安部政権下での改憲に反対する人が賛成する人を大きく上回っているという一方で、参院選では改憲4党が3分の2を確保する状況だと報道されています。「なんで?」と思いますが、これが現実なのでしょうか。「痛い目に合わないとわからない」という見方もありますが、その「痛い目」は相当のものになるでしょうから、やはり「痛い目に合わない方策」をちゃんと考えなければいけないと私は思います。今日の朝のミーティングでは「選挙に行きましょう」という話をするつもりです。

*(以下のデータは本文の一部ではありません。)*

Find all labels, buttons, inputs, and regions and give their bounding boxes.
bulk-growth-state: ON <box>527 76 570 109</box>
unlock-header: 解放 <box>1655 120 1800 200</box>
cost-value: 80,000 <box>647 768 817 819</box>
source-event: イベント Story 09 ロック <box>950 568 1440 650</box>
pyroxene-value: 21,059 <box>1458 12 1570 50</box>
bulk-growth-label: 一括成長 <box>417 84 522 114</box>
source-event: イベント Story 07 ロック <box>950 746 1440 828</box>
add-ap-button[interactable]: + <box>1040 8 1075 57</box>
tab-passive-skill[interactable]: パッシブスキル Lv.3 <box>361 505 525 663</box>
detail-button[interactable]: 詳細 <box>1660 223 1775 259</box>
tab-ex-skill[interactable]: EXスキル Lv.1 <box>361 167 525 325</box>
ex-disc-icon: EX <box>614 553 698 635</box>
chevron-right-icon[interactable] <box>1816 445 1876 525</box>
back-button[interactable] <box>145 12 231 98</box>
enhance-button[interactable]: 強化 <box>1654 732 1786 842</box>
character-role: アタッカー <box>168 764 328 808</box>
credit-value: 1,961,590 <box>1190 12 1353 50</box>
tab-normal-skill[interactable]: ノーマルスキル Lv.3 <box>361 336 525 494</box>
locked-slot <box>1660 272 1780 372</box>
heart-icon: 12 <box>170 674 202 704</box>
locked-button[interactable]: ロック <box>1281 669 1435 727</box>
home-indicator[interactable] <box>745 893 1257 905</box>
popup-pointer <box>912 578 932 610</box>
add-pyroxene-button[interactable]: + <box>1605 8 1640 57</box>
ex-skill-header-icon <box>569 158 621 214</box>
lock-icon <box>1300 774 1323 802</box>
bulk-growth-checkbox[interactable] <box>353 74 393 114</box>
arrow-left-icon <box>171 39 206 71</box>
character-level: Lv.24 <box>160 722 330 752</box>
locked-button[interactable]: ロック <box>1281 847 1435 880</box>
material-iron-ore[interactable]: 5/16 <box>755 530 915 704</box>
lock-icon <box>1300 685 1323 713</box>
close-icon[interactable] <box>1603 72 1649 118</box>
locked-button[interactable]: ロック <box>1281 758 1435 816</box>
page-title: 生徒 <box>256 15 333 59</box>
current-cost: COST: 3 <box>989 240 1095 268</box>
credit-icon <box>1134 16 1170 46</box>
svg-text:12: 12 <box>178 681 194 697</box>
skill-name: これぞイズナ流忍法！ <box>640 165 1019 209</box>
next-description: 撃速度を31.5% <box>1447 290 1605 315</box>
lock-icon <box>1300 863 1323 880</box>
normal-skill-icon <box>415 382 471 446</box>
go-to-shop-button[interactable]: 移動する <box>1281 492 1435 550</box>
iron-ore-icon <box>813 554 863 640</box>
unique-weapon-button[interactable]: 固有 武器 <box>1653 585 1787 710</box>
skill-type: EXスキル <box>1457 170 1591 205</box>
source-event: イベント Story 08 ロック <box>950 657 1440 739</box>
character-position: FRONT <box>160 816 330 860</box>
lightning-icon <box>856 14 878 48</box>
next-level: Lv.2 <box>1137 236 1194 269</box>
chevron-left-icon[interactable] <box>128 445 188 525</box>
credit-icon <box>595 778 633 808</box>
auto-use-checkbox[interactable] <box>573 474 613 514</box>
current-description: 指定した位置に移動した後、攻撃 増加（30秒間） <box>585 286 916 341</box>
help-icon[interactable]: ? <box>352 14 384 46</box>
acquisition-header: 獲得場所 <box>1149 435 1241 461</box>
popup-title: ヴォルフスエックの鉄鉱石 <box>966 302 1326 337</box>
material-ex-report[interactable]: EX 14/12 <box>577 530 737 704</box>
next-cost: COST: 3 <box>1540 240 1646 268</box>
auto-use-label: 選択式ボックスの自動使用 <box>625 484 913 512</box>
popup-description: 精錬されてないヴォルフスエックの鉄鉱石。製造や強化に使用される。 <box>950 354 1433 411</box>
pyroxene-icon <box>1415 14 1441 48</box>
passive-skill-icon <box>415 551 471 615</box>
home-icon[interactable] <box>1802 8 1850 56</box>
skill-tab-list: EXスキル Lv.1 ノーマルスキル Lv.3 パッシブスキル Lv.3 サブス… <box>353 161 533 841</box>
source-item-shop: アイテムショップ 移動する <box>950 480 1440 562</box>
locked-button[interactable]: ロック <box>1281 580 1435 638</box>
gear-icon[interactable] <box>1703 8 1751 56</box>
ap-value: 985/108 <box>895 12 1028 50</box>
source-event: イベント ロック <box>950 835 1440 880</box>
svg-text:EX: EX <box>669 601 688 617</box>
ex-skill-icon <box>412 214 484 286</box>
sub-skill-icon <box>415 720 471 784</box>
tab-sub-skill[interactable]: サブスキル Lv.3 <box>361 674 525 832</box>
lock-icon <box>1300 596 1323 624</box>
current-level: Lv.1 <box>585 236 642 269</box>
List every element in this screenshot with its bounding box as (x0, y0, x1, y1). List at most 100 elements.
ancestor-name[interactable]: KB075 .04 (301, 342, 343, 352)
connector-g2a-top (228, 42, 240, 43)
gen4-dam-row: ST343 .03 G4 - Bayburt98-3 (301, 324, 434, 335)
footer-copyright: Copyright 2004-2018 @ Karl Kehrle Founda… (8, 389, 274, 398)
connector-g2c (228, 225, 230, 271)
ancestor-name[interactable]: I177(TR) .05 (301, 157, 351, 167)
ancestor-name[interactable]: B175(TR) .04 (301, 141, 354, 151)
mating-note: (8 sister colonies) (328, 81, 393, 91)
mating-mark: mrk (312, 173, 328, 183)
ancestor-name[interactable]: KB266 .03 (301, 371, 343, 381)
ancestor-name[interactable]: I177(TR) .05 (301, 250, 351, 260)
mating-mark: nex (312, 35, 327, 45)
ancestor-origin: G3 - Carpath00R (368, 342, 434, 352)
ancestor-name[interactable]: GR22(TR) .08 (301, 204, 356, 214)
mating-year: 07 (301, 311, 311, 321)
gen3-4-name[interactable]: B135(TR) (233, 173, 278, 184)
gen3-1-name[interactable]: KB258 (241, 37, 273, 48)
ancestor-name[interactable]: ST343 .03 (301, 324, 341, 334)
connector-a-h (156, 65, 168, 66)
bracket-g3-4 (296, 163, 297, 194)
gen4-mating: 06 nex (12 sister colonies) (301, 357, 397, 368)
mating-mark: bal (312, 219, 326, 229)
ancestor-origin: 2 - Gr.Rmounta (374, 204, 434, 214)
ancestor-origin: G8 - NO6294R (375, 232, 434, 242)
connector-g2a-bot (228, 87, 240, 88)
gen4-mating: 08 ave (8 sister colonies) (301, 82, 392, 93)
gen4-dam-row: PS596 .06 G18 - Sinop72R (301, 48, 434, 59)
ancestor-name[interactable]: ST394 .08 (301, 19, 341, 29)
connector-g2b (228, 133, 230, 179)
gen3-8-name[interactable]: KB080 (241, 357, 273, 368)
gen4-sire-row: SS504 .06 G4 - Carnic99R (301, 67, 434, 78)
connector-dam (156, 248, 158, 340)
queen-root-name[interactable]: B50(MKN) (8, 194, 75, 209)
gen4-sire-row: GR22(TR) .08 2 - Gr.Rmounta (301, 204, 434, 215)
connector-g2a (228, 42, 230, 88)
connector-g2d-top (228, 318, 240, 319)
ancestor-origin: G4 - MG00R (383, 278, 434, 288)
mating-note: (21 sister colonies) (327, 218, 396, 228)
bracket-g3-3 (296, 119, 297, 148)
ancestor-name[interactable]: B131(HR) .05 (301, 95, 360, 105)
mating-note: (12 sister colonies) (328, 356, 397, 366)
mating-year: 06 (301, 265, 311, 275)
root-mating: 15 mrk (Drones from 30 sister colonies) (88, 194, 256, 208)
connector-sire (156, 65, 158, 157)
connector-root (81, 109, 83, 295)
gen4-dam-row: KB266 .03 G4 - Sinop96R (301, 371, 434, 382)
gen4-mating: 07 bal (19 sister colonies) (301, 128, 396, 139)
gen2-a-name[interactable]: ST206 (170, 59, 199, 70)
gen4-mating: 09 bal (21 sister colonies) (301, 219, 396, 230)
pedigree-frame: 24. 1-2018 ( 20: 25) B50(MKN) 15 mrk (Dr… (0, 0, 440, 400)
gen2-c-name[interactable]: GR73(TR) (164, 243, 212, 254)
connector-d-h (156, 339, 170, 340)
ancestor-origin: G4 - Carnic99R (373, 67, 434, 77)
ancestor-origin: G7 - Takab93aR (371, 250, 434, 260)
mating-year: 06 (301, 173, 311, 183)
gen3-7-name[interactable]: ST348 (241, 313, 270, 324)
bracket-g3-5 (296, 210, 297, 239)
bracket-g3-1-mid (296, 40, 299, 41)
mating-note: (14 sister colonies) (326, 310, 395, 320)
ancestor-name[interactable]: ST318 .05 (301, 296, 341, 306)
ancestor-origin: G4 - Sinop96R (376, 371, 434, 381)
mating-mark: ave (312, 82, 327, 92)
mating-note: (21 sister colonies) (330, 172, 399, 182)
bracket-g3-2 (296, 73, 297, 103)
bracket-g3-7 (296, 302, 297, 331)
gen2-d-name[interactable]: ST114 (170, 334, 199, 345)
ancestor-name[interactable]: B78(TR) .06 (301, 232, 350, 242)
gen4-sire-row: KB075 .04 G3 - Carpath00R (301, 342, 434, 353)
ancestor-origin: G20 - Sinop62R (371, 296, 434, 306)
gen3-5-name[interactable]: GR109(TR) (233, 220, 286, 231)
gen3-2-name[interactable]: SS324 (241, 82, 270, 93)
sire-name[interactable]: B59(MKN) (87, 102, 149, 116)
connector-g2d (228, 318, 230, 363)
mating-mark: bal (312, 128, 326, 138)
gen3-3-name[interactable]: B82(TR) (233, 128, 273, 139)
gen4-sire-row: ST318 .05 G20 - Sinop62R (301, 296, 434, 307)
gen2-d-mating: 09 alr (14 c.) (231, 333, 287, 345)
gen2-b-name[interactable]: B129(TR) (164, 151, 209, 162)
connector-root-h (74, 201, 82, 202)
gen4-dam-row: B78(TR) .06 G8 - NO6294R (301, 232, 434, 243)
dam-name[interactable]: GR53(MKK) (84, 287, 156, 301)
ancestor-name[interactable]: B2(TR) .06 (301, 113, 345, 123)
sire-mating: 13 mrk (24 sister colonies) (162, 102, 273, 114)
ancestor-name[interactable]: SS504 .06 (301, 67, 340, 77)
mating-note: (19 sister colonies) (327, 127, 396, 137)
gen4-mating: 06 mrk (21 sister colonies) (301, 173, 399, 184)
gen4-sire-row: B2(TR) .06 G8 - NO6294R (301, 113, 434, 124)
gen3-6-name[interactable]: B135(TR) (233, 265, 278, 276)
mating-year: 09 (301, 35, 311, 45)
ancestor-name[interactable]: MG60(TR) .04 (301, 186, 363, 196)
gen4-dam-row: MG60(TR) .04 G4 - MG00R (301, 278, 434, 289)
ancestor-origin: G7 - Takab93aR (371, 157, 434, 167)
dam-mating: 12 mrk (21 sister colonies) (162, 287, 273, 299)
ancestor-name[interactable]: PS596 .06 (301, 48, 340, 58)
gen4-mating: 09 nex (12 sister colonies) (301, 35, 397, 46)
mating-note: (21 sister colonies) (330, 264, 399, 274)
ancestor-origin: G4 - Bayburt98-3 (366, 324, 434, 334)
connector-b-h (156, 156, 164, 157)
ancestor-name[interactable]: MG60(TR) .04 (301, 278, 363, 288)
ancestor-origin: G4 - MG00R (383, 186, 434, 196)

私はせっかちな性格で「エイヤ!」とやってしまい、失敗することもよくあります。でも、思い切ってやってみたおかげでうまくいくことも結構あるので、どちらかというと「やってみてから考える」ということを信条にしています。でも誤解のないように言わせていただくと「何も考えない」で行動するわけではなく、「いろいろ考えてみるけれども、最後はやってみる」という感じです。だからこの選挙も「ふぉとすてっぷ」のスタッフには「ちゃんといろいろ考えてみて、完全に自信がもてなくてもベターな選択肢を選んで投票する」ということを訴えようと思います。スタッフがこれまでどのくらい投票しているのか、棄権しているのかなどを聞いたことがありませんが、今回ばかりは、これまで選挙に行かなかった人たちが少しでも考えて投票行動に出ない限り、いよいよ大変な事態が迫っていると思います。
「どうにでもなってしまえ!」と決して投げやりにならないで、内田さんがいうように「とにかくスローダウン」が大事だと思います。イギリス国民もかなり後悔しているようですが、国民投票の結果を取消すことは難しいでしょう。今回の選挙も同じです。改憲のとっかかりは「緊急事態条項」だそうですから、いよいよヤバイ(私の「ヤバイ」は「まずい」とか「ひどい」とかの否定的ニュアンスです)のです。慎重に考えて行動する人が増えることを祈ります。